The First Deputy Mayor Dushanbe, Jamshed Tabarzoda, told reporters in Dushanbe yesterday that the municipal redevelopment plan is kept secret so that it does not fall into the hands of terrorists and extremists.  

He refrained from further comments on this issue and said that journalists could receive another information about Dushanbe’s municipal redevelopment plan only in a written form.  

“The municipal redevelopment plan is classified as secret.  Why?  For the purpose of security, preventing the actions of extremist and terrorist groups and other groups well known to you in quotation marks.   If you have any specific question on the municipal redevelopment plan, for which you would like an answer, please contact,” Tabarzoda said.  

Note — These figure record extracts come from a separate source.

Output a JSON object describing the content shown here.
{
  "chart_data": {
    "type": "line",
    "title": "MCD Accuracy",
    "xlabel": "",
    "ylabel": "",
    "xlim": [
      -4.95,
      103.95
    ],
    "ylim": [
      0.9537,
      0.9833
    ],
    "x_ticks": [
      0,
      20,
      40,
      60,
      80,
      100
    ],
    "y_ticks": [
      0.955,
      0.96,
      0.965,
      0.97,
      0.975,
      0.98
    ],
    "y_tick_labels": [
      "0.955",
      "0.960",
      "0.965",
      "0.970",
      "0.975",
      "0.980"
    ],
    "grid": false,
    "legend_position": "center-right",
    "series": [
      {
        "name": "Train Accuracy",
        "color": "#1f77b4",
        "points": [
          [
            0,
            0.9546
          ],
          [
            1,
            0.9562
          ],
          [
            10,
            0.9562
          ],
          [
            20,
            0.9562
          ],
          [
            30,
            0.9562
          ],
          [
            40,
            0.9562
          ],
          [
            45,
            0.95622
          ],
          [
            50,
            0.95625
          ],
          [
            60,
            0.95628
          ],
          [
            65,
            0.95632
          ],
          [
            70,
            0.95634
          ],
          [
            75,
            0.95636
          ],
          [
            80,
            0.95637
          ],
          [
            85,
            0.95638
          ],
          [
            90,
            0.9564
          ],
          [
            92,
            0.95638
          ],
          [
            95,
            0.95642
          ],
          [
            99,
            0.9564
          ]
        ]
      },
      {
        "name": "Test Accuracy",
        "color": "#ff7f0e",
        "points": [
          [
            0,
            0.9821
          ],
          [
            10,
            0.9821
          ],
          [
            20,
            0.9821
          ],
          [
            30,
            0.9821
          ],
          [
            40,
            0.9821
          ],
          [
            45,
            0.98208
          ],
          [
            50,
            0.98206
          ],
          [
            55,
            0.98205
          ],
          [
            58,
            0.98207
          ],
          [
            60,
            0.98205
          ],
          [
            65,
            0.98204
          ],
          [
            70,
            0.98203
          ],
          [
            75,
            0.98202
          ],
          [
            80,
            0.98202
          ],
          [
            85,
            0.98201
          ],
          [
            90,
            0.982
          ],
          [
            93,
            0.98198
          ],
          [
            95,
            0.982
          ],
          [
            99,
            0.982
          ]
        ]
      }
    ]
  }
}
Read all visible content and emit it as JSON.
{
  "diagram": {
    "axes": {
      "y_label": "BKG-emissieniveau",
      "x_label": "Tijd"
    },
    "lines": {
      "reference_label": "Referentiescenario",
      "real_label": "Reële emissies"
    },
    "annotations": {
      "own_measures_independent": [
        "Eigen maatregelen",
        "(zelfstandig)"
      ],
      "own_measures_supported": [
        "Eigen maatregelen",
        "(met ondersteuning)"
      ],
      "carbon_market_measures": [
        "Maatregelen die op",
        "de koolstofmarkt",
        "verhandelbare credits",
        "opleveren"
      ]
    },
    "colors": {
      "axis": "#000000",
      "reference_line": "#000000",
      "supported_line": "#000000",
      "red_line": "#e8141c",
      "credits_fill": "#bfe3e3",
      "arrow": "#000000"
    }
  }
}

Asked whether Rohat Teahouse, Lohuti Theater and TSUM will be demolished as part of the ambitious municipal redevelopment plan, Dushanbe officials did not give a specific answer, noting only that “there is a list of buildings and monuments of historical value.”   

The municipal redevelopment plan of Dushanbe includes the construction of modern buildings.  The authorities have moved many historical buildings located in close proximity to the construction site for modern buildings and the first was the building of the Main Post Office.  

The authorities then demolished the Mayakovsky Russian Drama Theater.  Recall, the founding of the Tajik Soviet Socialist Republic was declared at the Mayakovsky Theater in 1929.

The decision to demolish the former presidential palace, which had once been the headquarters of the Tajik Communist Party, was made in February 2020.  Built in 1957 to commemorate the 40th anniversary of the October Revolution, the almond-colored neoclassical building was perceived by many to be inextricably linked to the country’s history.  This historic building was demolished to make space for a new, Chinese government-funded palace that will be the centerpiece of a new government complex.

A string of high-profile demolitions soon followed across Dushanbe.  There was the Jomi cinema, which when it was erected in the city’s main square in 1956 was one of only five panoramic cinemas in the Soviet Union. Then, in March 2017, the city administration building – built in the 1950s in a style that combined classical European and local architecture – was demolished.

A year later, the city decided to demolish the Green Theatre, a 1933 building that in the 1940s had hosted theatre troupes evacuated from Leningrad and Moscow during the Nazi invasion; the building was demolished in September 2020.

Plans to demolish some of the most popular landmarks in Dushanbe have sparked outrage and city residents have repeatedly signed petitions addressed to the president and Dushanbe mayor.